Imbolg is tomorrow. The sun will be reborn, the spiritual beginning of spring. It is this time, when I find myself beginning things anew. There is birth, fertilized by the death of the winter. There is sadness in the passing of those who have left us, or moved on to other relationships, but the snow is fresh and clean, and it washes my heart of it’s injuries.
I’m on the train as I write this. The red line is very useful. I can sit here on the train with my laptop and type away, letting my words flow through my fingers and into green text on the background. And there are people all around me, some of whom wonder what it is I’m doing, who stare ate me. Who are engrossed in their own activities, or only want to get to wherever they’re going.
I’m always interested in the passengers on the el. Most of them are different every day. It’s rare to see the same person two days in a row. Perhaps it’s just that my schedule is not dependable (rather, I rarely come or go at the same time). But there is always a variety of people on the train, people who fascinate and interest me as much as I’m sure I interest them.
I often wonder, what would they say if they knew that there was a witch sitting across from them? A faggot? Okay, neither is really that uncommon in this city, but I’m always wondering about the secrets that we keep from each other. Our lives are so personal, so private, and I wonder why it’s so.
There is a cute guy who just got off the train, replaced by a very not-so-cute guy. I hate it when that happens. This was Belmont, only 7 more stops to go, then I’m home. The really pretty boy down the aisle from me puts on his backpack and gets ready to leave at Addison. He’s got pretty wire-rim glasses and a collegiate appearance. He’s carrying a 3″ white 3-ring binder. Stats intern perhaps.

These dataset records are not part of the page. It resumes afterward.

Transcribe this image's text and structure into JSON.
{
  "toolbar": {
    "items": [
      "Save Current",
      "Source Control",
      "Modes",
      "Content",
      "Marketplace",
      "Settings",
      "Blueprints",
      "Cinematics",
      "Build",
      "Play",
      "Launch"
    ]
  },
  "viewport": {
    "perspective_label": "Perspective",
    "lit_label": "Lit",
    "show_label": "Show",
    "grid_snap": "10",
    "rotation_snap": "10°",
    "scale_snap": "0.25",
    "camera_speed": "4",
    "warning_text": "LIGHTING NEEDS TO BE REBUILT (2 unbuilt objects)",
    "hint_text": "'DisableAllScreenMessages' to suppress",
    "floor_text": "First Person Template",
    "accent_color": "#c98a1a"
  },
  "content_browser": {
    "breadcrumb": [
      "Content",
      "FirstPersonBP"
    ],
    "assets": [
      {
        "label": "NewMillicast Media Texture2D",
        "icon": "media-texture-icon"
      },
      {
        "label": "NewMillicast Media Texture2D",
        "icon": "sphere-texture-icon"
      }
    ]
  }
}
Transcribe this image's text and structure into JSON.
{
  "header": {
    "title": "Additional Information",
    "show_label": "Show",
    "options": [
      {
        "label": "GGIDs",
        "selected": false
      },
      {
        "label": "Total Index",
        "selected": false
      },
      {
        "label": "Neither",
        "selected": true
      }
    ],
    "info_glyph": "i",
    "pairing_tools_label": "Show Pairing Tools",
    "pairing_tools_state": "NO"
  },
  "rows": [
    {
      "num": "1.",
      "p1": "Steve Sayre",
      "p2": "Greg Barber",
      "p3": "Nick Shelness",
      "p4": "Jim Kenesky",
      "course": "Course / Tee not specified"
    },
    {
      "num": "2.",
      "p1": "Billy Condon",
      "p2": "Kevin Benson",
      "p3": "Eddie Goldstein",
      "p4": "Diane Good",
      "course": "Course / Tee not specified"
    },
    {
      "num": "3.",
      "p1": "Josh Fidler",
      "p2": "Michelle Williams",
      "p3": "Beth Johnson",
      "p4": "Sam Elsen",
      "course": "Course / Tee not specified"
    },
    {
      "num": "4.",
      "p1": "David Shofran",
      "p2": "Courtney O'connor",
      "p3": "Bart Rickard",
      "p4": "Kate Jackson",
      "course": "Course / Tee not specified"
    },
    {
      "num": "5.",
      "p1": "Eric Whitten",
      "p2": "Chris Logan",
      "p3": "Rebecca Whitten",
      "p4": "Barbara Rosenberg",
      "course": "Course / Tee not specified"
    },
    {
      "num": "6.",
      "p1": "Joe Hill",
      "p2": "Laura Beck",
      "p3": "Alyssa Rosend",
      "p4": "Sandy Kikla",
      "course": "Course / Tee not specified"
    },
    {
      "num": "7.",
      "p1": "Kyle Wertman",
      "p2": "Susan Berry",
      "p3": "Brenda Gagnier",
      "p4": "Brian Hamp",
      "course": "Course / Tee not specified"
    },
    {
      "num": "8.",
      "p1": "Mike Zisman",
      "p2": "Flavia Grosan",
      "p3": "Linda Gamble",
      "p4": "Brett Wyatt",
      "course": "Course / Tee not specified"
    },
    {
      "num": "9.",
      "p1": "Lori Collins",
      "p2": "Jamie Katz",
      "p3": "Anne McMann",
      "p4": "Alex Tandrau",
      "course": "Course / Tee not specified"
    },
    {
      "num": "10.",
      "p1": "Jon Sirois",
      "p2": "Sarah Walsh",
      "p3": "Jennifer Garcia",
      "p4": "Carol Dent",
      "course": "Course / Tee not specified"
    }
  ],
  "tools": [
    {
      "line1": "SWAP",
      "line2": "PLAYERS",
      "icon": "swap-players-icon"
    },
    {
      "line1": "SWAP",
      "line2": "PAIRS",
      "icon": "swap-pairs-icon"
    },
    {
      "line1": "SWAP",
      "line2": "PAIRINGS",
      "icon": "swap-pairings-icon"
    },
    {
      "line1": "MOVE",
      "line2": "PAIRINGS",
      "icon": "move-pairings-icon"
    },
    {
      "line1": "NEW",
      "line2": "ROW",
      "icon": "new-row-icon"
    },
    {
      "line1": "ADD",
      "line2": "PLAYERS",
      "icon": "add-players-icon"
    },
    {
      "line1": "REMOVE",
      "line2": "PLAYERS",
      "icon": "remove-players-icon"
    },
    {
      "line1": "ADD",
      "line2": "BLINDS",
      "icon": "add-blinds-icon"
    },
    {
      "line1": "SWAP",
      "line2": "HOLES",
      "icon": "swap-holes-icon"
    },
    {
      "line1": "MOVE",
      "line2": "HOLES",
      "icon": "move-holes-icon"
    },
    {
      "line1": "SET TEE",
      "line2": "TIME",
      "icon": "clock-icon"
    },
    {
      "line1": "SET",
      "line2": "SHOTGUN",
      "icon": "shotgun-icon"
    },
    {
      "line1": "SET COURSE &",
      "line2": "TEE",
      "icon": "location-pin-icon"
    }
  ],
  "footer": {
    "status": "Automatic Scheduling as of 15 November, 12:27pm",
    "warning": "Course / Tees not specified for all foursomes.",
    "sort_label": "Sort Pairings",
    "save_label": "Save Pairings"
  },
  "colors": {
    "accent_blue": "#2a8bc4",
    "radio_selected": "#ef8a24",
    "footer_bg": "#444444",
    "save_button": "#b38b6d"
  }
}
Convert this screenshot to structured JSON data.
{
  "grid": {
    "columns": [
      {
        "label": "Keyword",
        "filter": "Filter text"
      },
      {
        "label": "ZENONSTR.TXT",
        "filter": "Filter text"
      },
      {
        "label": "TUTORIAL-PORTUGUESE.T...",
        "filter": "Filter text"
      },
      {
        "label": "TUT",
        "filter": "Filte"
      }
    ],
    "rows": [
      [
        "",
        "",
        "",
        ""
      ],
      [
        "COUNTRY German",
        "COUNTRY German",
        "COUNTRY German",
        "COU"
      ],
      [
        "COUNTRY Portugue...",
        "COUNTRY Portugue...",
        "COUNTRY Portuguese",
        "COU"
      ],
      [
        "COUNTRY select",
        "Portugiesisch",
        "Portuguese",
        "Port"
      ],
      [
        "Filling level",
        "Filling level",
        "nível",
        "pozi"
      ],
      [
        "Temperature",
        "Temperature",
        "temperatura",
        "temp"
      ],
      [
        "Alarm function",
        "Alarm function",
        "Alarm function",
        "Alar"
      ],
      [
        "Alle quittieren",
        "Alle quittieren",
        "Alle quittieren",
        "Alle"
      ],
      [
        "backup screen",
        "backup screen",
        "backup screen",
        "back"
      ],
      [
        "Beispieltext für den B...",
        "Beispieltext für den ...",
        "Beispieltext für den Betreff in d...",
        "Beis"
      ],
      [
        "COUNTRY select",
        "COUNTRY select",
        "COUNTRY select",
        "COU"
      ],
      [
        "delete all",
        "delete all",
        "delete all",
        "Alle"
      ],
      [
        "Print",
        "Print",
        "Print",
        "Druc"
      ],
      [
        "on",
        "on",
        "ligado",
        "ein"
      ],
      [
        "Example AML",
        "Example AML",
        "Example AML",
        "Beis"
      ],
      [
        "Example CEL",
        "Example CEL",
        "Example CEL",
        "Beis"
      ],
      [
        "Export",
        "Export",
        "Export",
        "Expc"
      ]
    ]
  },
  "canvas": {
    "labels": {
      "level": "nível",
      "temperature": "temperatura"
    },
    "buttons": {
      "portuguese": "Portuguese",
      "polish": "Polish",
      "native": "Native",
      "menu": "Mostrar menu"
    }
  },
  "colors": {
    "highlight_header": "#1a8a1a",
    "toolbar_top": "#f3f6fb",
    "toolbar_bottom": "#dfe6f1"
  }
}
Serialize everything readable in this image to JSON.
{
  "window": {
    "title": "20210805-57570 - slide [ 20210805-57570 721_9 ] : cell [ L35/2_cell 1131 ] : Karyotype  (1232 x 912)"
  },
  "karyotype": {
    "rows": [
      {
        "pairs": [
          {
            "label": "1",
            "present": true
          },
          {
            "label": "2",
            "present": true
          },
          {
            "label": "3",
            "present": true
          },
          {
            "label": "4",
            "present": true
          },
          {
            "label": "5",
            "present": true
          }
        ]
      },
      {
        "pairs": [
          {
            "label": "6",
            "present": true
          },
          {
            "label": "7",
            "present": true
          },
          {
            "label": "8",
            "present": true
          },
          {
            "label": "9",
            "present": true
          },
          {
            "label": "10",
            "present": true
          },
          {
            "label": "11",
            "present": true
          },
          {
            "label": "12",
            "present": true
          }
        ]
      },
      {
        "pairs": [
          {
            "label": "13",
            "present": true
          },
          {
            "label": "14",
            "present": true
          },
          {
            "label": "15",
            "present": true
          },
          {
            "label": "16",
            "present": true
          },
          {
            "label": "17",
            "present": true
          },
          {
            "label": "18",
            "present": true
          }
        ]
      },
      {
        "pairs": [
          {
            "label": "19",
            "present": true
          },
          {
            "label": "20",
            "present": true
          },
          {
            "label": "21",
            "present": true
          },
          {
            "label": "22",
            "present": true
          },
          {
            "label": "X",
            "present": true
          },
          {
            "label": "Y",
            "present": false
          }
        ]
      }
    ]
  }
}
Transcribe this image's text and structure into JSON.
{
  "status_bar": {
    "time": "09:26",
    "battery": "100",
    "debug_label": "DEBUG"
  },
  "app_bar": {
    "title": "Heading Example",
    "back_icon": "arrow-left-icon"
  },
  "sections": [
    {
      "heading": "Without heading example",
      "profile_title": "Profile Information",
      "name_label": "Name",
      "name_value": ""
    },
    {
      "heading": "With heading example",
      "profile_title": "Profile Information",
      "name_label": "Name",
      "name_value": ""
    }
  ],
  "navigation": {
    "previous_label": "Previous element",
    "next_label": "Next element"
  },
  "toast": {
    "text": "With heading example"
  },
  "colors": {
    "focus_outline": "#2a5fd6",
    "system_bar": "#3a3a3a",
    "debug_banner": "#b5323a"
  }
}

The sky has grown darker in the last 5 minutes, it’s clear that the sun has finally set. Addison approaches and the cold air from the street below rushes up into the train car. I’m done I think, there is nothing pressing to say, only the cop out that I don’t really know why it is that we can’t be more open with each other, why we try to protect our ’selves’ from being known. I have some theories, but they’ll keep for another day.